Dirk de Bruyn, Running, 1976, colour, sound, 30 min
Dirk de Bruyn, Boerdery, 1985, colour, sound, 11 min
Dirk de Bruyn, Rote Movie, 1994, colour, sound, 12 min
Dirk de Bruyn, Analog Stress, 2004, colour, sound, 12 min
PROGRAMME NOTES
LUX SALON: DIRK DE BRUYN: ANCIENT DAMAGE
Wednesday 14 January 2004, at 7:30pm
London LUX
RUNNING
Dirk de Bruyn, 1976, 16mm, colour, sound, 30 min
The reworking repetition and reprocessing of a strip of film of two people walking down a lane. The flashing positive and negative images force the viewer to stare rather than looking at the film. Made at a time when the filmmaker had access to a professional processing machine and chemicals.
BOERDERY
Dirk de Bruyn, 1985, 16mm, colour, sound, 11 min
A time-lapse document of a farmhouse in the Netherlands mapping the changing seasons, the light and shadows.
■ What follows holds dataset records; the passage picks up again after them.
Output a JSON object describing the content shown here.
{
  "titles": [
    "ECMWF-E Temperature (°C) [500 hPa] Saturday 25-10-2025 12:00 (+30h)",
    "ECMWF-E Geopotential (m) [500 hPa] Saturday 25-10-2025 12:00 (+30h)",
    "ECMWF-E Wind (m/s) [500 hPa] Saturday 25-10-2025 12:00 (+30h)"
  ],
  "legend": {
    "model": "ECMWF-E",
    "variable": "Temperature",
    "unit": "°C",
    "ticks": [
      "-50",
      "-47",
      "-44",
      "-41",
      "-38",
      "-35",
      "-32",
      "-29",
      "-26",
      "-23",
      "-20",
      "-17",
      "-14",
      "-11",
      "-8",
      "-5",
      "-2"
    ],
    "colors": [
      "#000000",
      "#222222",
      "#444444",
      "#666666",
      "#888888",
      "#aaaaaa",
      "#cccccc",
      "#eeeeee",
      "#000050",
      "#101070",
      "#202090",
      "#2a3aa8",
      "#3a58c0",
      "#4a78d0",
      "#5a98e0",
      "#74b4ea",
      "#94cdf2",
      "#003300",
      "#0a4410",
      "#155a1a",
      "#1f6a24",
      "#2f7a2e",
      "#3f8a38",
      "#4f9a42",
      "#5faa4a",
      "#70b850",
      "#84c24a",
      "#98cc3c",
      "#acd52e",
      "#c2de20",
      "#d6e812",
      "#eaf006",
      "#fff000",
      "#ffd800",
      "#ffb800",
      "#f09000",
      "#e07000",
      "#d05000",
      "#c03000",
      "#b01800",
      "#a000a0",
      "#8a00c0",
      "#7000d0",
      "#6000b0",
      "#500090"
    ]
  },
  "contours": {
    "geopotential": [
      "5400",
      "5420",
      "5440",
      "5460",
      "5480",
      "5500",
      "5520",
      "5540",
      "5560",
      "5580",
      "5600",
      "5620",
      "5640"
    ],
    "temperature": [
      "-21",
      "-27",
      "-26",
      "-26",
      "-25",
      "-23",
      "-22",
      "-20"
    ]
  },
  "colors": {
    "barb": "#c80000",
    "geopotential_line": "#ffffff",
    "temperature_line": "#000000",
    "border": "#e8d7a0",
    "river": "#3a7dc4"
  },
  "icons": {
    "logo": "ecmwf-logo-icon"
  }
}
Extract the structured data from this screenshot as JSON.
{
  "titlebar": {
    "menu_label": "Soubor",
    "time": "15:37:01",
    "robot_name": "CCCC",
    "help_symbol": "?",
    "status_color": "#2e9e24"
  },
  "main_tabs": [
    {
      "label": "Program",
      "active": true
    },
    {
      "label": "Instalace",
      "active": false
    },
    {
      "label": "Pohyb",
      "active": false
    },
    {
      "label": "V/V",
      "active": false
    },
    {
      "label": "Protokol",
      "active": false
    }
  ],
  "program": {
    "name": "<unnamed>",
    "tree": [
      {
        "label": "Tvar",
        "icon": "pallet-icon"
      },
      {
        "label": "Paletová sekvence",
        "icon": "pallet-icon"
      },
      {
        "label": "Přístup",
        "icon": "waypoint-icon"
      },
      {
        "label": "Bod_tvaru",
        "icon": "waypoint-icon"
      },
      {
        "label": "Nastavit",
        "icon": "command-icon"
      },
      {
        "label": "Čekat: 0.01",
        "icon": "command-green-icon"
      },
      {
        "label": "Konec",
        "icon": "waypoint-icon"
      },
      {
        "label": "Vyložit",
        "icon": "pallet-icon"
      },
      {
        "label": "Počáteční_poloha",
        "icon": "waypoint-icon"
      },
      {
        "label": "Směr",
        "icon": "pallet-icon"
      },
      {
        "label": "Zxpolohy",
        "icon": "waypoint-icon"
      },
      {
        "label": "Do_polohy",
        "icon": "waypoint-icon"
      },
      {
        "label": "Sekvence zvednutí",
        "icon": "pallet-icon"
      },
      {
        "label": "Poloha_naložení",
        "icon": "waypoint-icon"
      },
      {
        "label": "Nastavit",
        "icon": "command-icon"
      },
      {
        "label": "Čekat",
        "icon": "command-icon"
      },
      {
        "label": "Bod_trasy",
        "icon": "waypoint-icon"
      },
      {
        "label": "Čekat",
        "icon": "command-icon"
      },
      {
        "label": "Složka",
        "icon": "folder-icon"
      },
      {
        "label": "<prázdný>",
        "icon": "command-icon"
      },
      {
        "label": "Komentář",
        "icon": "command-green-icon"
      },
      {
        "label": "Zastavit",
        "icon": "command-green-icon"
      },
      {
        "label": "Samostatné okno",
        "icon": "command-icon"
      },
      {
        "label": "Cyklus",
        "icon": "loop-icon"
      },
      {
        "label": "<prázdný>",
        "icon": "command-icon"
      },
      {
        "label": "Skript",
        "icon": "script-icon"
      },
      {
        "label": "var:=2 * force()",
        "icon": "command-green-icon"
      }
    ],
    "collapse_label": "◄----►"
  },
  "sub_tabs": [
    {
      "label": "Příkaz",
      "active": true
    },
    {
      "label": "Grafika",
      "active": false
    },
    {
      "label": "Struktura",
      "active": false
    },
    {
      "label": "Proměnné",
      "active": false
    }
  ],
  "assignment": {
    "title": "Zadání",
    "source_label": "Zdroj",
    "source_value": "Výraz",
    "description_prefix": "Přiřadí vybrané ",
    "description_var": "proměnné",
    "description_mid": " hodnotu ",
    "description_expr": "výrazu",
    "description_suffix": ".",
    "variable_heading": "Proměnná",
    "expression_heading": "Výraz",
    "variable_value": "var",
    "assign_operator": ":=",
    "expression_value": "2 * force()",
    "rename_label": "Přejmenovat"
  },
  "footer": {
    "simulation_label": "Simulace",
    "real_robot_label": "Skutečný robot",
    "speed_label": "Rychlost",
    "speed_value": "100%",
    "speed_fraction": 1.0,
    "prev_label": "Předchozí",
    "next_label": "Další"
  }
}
Made with an interval-meter fashioned out of a wind screen wiper motor. Music by Chris Knowles
ROTE MOVIE
Dirk de Bruyn, 1994, 16mm, colour, sound, 12 min
“On the voice over de Bruyn places himself behind the wheel of a car, an appropriate metaphor for his expatriate driven reflections on his feelings of exile, distance and loneliness. Necessarily unintelligent memories highlight habitual subjectivity of “walking through a landscape alone”, “gypsy”, “victim”. Images of road signs, cars, billboards, the passing landscape; elegantly simple rotoscope (by rote?) drawings, recopied and texturally manipulated filmic images; the inevitability of the repetition of leader. A tired, yearning, moving film.” —Steven Ball, Mesh 3, Autumn 1994
ANALOG STRESS
Dirk de Bruyn, 2004, 16mm, colour, sound, 12 min
Made from reworked and reanimated found industrial and discarded personal footage. The main focus is the soundtrack which has been reconstructed from scratches, pen marks, Letraset strips and the music and phrases of found films.